A New York federal trade court has ruled against key parts of President Donald Trump’s new 10% global tariff plan, delivering a major legal setback to one of the administration’s most aggressive economic strategies. The court determined that the White House exceeded its authority in attempting to impose sweeping import tariffs under emergency trade powers.
The ruling immediately injects new uncertainty into U.S. trade policy and global markets, particularly for industries already navigating higher costs and supply chain pressure. The tariffs were designed to apply broadly across imported goods and were framed by the administration as a way to protect American manufacturing and reduce dependence on foreign products.
The decision is also expected to intensify debate over how much power a president should have to reshape trade policy without direct approval from Congress. Legal experts say the case could carry long-term implications for future administrations seeking to use emergency economic authority to impose broad trade restrictions.
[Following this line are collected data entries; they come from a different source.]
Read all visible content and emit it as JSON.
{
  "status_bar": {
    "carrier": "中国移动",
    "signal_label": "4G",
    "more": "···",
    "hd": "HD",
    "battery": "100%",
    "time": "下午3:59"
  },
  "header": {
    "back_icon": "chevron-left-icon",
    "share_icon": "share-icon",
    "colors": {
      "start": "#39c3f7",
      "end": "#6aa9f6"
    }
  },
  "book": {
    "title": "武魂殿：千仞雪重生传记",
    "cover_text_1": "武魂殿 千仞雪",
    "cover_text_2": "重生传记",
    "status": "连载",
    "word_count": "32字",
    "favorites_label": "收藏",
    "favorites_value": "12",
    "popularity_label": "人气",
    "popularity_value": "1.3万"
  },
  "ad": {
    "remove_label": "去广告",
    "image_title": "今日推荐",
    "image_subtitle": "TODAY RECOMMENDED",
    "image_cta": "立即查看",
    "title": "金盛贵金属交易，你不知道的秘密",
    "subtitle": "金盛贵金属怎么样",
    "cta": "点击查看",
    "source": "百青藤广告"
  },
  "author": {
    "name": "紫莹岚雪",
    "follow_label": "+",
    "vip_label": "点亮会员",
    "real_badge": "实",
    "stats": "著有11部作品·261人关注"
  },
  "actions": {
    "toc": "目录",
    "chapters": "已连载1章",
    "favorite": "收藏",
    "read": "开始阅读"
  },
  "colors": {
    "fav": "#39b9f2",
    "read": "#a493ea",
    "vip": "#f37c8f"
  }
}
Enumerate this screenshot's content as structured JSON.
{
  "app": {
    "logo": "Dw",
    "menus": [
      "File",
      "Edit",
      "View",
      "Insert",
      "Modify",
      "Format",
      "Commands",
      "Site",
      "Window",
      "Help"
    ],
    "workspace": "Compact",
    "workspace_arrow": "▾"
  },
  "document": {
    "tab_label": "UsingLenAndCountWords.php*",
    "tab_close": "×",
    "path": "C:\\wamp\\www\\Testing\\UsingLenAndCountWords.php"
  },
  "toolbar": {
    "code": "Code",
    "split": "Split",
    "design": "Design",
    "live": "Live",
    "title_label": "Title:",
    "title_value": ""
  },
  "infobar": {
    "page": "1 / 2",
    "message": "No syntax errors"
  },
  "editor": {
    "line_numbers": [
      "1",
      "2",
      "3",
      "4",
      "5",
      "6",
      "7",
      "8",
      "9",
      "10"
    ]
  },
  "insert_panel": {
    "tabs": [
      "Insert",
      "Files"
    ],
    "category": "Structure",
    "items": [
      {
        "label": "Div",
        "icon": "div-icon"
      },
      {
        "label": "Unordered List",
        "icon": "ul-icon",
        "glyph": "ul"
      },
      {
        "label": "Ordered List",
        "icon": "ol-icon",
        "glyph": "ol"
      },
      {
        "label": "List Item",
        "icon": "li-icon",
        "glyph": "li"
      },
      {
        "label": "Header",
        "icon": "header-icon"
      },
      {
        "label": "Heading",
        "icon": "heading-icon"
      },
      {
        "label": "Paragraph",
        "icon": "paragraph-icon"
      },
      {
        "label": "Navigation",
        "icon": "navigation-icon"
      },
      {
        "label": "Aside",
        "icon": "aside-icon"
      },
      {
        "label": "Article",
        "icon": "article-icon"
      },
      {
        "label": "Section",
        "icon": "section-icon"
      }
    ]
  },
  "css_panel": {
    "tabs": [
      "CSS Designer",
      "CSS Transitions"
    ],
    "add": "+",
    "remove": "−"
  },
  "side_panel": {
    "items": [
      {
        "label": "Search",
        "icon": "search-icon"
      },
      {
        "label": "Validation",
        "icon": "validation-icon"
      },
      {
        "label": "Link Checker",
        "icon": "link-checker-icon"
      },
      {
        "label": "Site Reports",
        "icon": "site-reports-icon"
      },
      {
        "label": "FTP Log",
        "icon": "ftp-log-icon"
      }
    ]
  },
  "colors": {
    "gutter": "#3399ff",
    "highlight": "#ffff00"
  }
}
Markets reacted cautiously following the ruling, while business groups and import-reliant industries welcomed the decision as a potential relief from rising operational costs. Supporters of the tariff strategy, however, argue the administration was taking necessary steps to strengthen domestic industry and counter foreign economic influence.
The White House is expected to challenge the ruling, setting the stage for what could become another closely watched legal and political battle over executive power, trade policy, and the direction of the U.S. economy.